Given $f:[0,2\pi]\rightarrow \mathbb{R}\,f(x)=\sin(x)+\cos(2x)$ find the values of $m$ for which the equations $f(x)=m$ has solutions. The problem it is easy solvable with derivatives but it takes some time and careful computations to end up with the solution $\left[-2,\dfrac 98\right]$.
I do wonder if there is not a faster, and more neat solution to it, without derivatives.
On
$\cos 2x = \cos^2 x - \sin^2 x = 1 - 2 \sin^2 x$, so our expression is $$-2y^2 + y + 1$$ for $y = \sin x$. Since $-1 \le y \le 1$, we are asking the possible values of the above quadratic for $y$ in that range. Now just consider the associated parabola, say $z = -2y^2 + y + 1$, in the $yz$-plane.
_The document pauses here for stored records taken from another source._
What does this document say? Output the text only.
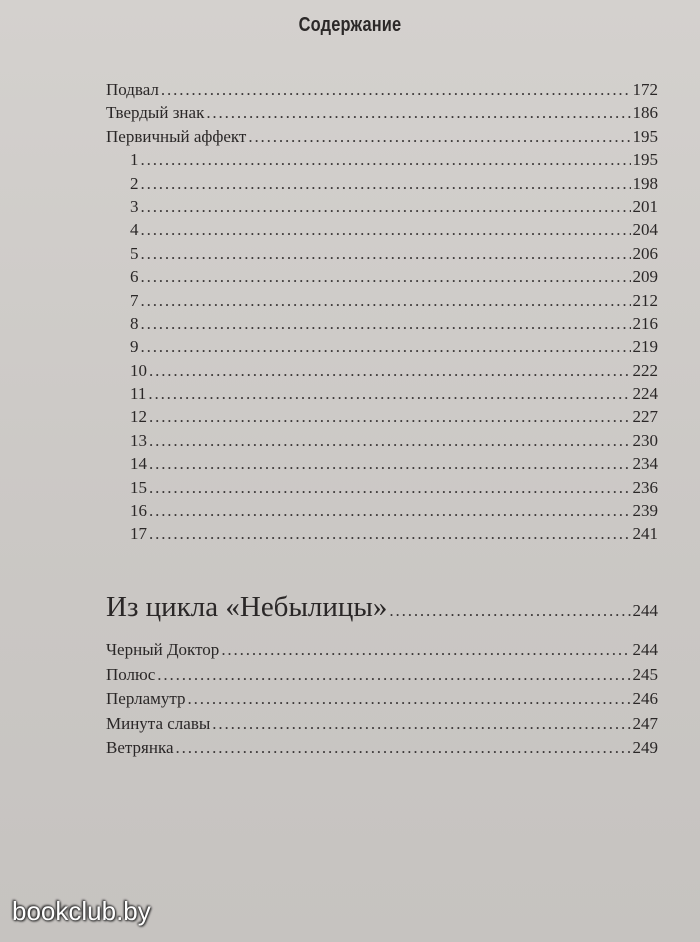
Содержание
Подвал . . .	172
Твердый знак . . .	186
Первичный аффект . . .	195
1 . . .	195
2 . . .	198
3 . . .	201
4 . . .	204
5 . . .	206
6 . . .	209
7 . . .	212
8 . . .	216
9 . . .	219
10 . . .	222
11 . . .	224
12 . . .	227
13 . . .	230
14 . . .	234
15 . . .	236
16 . . .	239
17 . . .	241
Из цикла «Небылицы» . . .	244
Черный Доктор . . .	244
Полюс . . .	245
Перламутр . . .	246
Минута славы . . .	247
Ветрянка . . .	249
bookclub.by
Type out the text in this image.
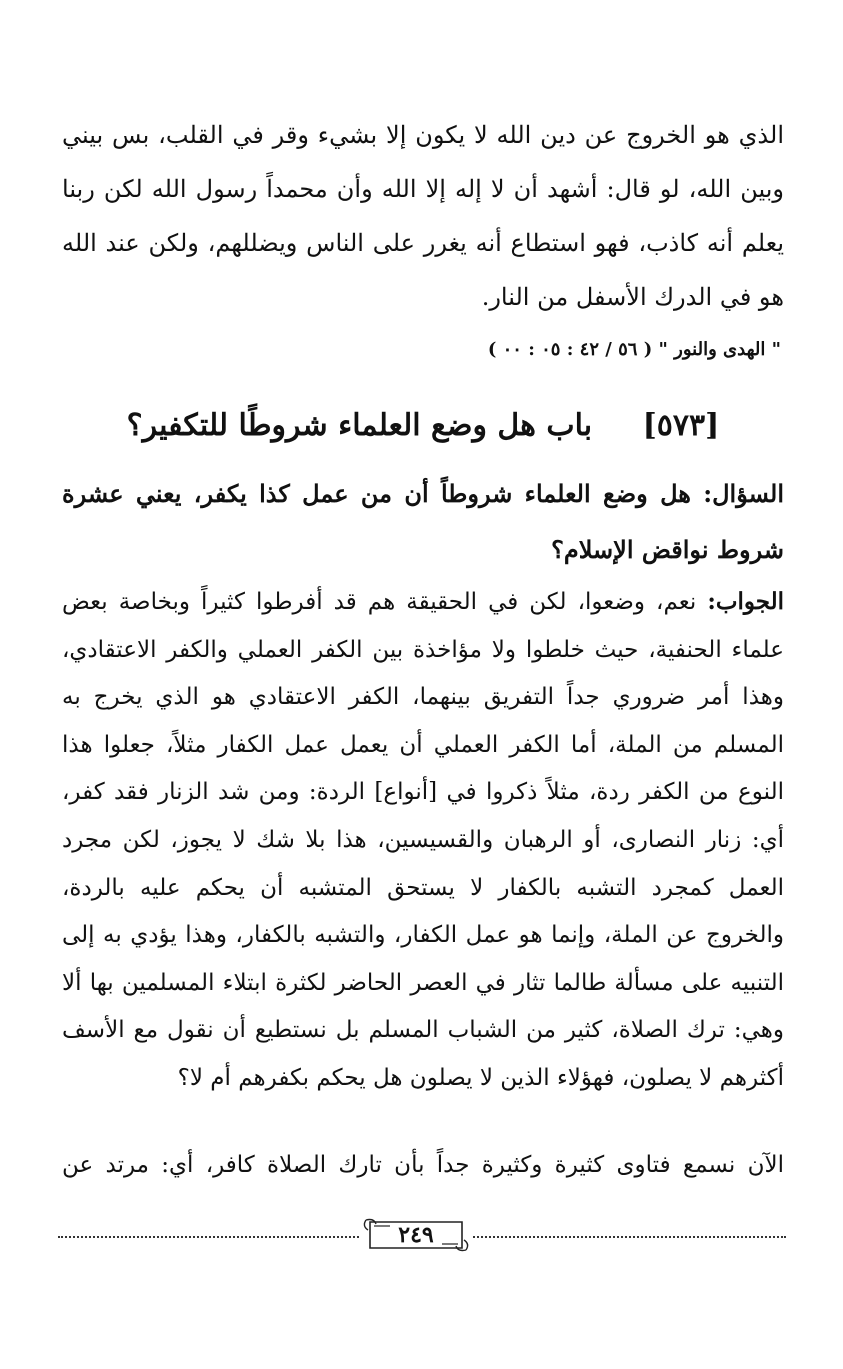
الذي هو الخروج عن دين الله لا يكون إلا بشيء وقر في القلب، بس بيني وبين الله، لو قال: أشهد أن لا إله إلا الله وأن محمداً رسول الله لكن ربنا يعلم أنه كاذب، فهو استطاع أنه يغرر على الناس ويضللهم، ولكن عند الله هو في الدرك الأسفل من النار.
" الهدى والنور " ( ٥٦ / ٤٢ : ٠٥ : ٠٠ )
[٥٧٣] باب هل وضع العلماء شروطًا للتكفير؟
السؤال: هل وضع العلماء شروطاً أن من عمل كذا يكفر، يعني عشرة شروط نواقض الإسلام؟
الجواب: نعم، وضعوا، لكن في الحقيقة هم قد أفرطوا كثيراً وبخاصة بعض علماء الحنفية، حيث خلطوا ولا مؤاخذة بين الكفر العملي والكفر الاعتقادي، وهذا أمر ضروري جداً التفريق بينهما، الكفر الاعتقادي هو الذي يخرج به المسلم من الملة، أما الكفر العملي أن يعمل عمل الكفار مثلاً، جعلوا هذا النوع من الكفر ردة، مثلاً ذكروا في [أنواع] الردة: ومن شد الزنار فقد كفر، أي: زنار النصارى، أو الرهبان والقسيسين، هذا بلا شك لا يجوز، لكن مجرد العمل كمجرد التشبه بالكفار لا يستحق المتشبه أن يحكم عليه بالردة، والخروج عن الملة، وإنما هو عمل الكفار، والتشبه بالكفار، وهذا يؤدي به إلى التنبيه على مسألة طالما تثار في العصر الحاضر لكثرة ابتلاء المسلمين بها ألا وهي: ترك الصلاة، كثير من الشباب المسلم بل نستطيع أن نقول مع الأسف أكثرهم لا يصلون، فهؤلاء الذين لا يصلون هل يحكم بكفرهم أم لا؟
الآن نسمع فتاوى كثيرة وكثيرة جداً بأن تارك الصلاة كافر، أي: مرتد عن
٢٤٩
I know it's upside-down, with axis of symmetry $y = 1/4$, so maximum value $$z = -2(1/4)^2 + 1/4 + 1 = 9/8.$$ Then test the boundary values $y = \pm 1$ to find a minimum value $z = -2$ at $y = -1$. By continuity (i.e. the intermediate value theorem) the range is $[-2,9/8]$.
Use the double angle formula $\cos(2x)=1-2 \sin^2(x)$ multiply by $-8$ and complete the square. We have \begin{eqnarray*} 16 \sin^2(x) -8 \sin(x) +1 =9-8m \\ (4 \sin(x)-1)^2=9-8m \end{eqnarray*} The LHS has a minimum value of $0$ giving an upper bound of $\frac{9}{8}$ for m & the LHS has a maximum value of $25$ giving an lower bound of $-2$ for m. So $m \in \color{blue}{[-2,\frac{9}{8} ]}$.